Daemen has also received a $1250 grant from the Josephine Goodyear Foundation Fund at the Community Foundation for Greater Buffalo for the Reading Camp.
The camp will be led by Bird together with over 60 volunteers from throughout WNY, and including a group of 23 who will be traveling from Duluth, Georgia, to participate. The volunteers – community members, parents, and students – will assist with preparing school supplies, back packs, classroom activities, and a graduation event.
“The purpose of the camp is to engage 70 low-income children in reading activities during the summer months so that they are better prepared for the next academic year,” Bird stated. “We will serve children in first through eighth grade who are identified as struggling with serious reading difficulties. Seneca Babcock is one of the lowest income neighborhoods in Buffalo; it is a community that Daemen College has assisted in many ways for more than a decade.
“Participating students will receive backpacks with new school supplies at the end of the camp. Daemen College has successfully run this program since 2003, and has served over 900 children to date. Offering the reading camps is part of our goal to prepare students from Seneca Babcock for academic success.”
While students who participate in the reading camp are enrolled primarily in three schools – Southside Elementary, Lorraine Academy, and Discovery Academy – the camp will take place at the Seneca Street Church in Seneca Babcock. A final celebration and graduation will be held on the last day of the camp.

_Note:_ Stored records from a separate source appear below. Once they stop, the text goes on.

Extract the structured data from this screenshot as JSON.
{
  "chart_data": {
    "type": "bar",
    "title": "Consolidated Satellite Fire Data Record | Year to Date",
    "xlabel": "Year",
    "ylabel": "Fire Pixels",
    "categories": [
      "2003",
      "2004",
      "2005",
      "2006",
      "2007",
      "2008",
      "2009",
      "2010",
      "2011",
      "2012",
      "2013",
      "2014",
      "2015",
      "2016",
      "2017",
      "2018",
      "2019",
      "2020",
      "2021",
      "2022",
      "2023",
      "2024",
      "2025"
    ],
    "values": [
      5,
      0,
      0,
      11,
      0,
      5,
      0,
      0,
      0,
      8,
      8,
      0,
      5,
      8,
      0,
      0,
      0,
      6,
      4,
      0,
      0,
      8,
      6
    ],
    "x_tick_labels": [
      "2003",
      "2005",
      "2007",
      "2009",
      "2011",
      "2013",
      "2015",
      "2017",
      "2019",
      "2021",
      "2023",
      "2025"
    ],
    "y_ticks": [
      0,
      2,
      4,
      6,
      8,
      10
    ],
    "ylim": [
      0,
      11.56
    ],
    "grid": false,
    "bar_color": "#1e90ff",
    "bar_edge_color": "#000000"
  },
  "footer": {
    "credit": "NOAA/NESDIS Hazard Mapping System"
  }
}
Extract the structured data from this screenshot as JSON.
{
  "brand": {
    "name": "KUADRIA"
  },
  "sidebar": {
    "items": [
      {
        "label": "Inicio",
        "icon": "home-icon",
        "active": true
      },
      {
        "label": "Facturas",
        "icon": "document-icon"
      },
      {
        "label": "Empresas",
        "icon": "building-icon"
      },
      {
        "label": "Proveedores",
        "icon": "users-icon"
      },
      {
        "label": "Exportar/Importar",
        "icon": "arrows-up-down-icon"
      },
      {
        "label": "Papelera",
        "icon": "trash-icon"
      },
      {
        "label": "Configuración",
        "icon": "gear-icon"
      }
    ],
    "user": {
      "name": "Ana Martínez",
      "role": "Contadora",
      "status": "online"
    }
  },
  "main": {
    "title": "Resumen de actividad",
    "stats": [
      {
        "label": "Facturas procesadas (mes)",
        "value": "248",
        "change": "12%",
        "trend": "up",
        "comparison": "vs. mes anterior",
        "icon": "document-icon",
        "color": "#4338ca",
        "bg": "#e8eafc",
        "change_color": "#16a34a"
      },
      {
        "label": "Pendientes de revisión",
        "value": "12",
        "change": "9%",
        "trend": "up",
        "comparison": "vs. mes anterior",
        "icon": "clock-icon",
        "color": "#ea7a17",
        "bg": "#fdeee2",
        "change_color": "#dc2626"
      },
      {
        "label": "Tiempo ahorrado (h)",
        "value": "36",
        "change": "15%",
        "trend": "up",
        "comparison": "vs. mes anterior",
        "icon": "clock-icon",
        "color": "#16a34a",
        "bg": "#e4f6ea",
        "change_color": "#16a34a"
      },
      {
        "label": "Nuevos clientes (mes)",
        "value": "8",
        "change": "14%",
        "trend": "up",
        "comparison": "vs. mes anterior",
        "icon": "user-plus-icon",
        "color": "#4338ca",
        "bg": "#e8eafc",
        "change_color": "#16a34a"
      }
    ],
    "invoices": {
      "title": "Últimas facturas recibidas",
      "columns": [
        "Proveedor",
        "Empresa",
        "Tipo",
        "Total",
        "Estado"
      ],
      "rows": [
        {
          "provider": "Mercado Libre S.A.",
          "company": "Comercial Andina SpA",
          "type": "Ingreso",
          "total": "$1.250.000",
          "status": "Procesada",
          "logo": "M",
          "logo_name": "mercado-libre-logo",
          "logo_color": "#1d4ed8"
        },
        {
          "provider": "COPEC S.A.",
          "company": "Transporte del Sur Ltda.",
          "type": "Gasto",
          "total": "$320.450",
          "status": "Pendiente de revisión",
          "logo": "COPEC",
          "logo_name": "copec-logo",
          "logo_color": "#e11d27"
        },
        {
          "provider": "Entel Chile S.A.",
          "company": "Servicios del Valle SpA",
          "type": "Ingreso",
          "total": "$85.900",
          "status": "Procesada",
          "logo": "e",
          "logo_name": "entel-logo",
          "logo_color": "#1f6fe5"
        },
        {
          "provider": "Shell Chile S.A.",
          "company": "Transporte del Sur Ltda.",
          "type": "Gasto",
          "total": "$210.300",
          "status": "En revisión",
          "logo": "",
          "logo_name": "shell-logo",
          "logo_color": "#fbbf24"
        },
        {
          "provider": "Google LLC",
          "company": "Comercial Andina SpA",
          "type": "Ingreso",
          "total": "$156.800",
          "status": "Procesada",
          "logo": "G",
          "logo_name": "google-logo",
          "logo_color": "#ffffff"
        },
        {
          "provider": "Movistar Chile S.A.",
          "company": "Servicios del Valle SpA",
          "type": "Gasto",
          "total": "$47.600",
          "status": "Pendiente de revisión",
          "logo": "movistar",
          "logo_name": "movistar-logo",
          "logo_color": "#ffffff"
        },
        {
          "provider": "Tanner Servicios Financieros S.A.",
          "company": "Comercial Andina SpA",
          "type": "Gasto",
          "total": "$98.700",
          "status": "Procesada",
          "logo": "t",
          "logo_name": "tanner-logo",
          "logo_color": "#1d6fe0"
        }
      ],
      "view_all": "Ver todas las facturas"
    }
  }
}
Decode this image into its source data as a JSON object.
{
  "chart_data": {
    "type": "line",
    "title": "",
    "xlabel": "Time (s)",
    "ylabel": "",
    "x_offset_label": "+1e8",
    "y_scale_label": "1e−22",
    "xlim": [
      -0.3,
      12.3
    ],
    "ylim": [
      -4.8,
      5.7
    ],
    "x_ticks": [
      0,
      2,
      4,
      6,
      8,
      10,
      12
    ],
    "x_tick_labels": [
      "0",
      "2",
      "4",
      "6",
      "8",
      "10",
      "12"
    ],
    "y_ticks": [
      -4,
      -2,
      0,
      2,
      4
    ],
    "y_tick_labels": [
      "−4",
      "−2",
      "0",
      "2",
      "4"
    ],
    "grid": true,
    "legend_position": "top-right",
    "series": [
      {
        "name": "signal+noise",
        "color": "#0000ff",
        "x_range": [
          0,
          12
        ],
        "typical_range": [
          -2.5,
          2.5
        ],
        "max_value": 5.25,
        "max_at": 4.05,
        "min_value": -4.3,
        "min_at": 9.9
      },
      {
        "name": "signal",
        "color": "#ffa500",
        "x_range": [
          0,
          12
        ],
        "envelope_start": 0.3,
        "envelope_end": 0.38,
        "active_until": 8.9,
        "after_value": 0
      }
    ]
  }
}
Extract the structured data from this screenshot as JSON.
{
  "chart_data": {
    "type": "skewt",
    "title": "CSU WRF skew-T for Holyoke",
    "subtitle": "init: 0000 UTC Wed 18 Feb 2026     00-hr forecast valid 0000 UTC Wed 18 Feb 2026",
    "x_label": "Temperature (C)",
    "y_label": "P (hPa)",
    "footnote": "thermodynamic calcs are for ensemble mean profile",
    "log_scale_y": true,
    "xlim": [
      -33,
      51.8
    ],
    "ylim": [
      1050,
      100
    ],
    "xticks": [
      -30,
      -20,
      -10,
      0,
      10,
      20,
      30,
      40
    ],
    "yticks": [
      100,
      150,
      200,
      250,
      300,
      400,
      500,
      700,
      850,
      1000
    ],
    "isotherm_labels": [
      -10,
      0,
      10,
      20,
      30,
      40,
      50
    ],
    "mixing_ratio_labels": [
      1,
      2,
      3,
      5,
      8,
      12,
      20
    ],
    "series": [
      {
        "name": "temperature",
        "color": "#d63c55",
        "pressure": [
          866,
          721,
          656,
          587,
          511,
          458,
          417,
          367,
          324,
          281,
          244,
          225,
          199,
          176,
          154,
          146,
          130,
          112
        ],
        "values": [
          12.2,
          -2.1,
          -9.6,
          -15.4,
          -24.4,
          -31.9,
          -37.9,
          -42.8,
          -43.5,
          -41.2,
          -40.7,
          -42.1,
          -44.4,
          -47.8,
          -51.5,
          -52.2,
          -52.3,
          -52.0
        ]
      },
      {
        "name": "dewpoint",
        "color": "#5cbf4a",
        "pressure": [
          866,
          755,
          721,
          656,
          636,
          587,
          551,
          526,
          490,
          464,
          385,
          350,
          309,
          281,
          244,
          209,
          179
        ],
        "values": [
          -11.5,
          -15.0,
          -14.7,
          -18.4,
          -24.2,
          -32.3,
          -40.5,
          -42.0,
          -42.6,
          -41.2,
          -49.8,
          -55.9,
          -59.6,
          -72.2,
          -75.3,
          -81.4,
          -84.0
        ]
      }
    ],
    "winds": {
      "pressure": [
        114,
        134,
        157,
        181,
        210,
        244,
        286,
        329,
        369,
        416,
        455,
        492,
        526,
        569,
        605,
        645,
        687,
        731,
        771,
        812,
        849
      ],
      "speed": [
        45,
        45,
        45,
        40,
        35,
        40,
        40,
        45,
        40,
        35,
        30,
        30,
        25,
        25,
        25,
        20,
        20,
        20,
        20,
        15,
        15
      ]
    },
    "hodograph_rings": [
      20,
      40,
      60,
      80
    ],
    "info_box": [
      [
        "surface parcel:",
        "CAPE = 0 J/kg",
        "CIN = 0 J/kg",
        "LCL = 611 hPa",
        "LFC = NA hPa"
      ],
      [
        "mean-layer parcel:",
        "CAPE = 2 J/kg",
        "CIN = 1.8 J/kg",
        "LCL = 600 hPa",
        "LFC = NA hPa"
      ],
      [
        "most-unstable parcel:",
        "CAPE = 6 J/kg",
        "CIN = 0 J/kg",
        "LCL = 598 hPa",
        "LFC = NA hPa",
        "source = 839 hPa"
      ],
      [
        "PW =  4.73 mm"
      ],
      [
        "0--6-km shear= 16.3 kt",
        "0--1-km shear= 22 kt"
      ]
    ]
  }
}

This is the second recent grant Daemen has received from Dollar General’s Literacy Foundation. In 2009, the College received $2,610, awarded to the Reynolds Center for Special Education and After-School Programs at Daemen. The Center and its executive director, Elizabeth Wright, used the funds to acquire ONfinity, a learning tool for children who struggle with reading. The portable, interactive whiteboard system transforms any flat surface into a touch screen; it is estimated that over 100 students per year now use this equipment in after-school and summer programs offered by the College.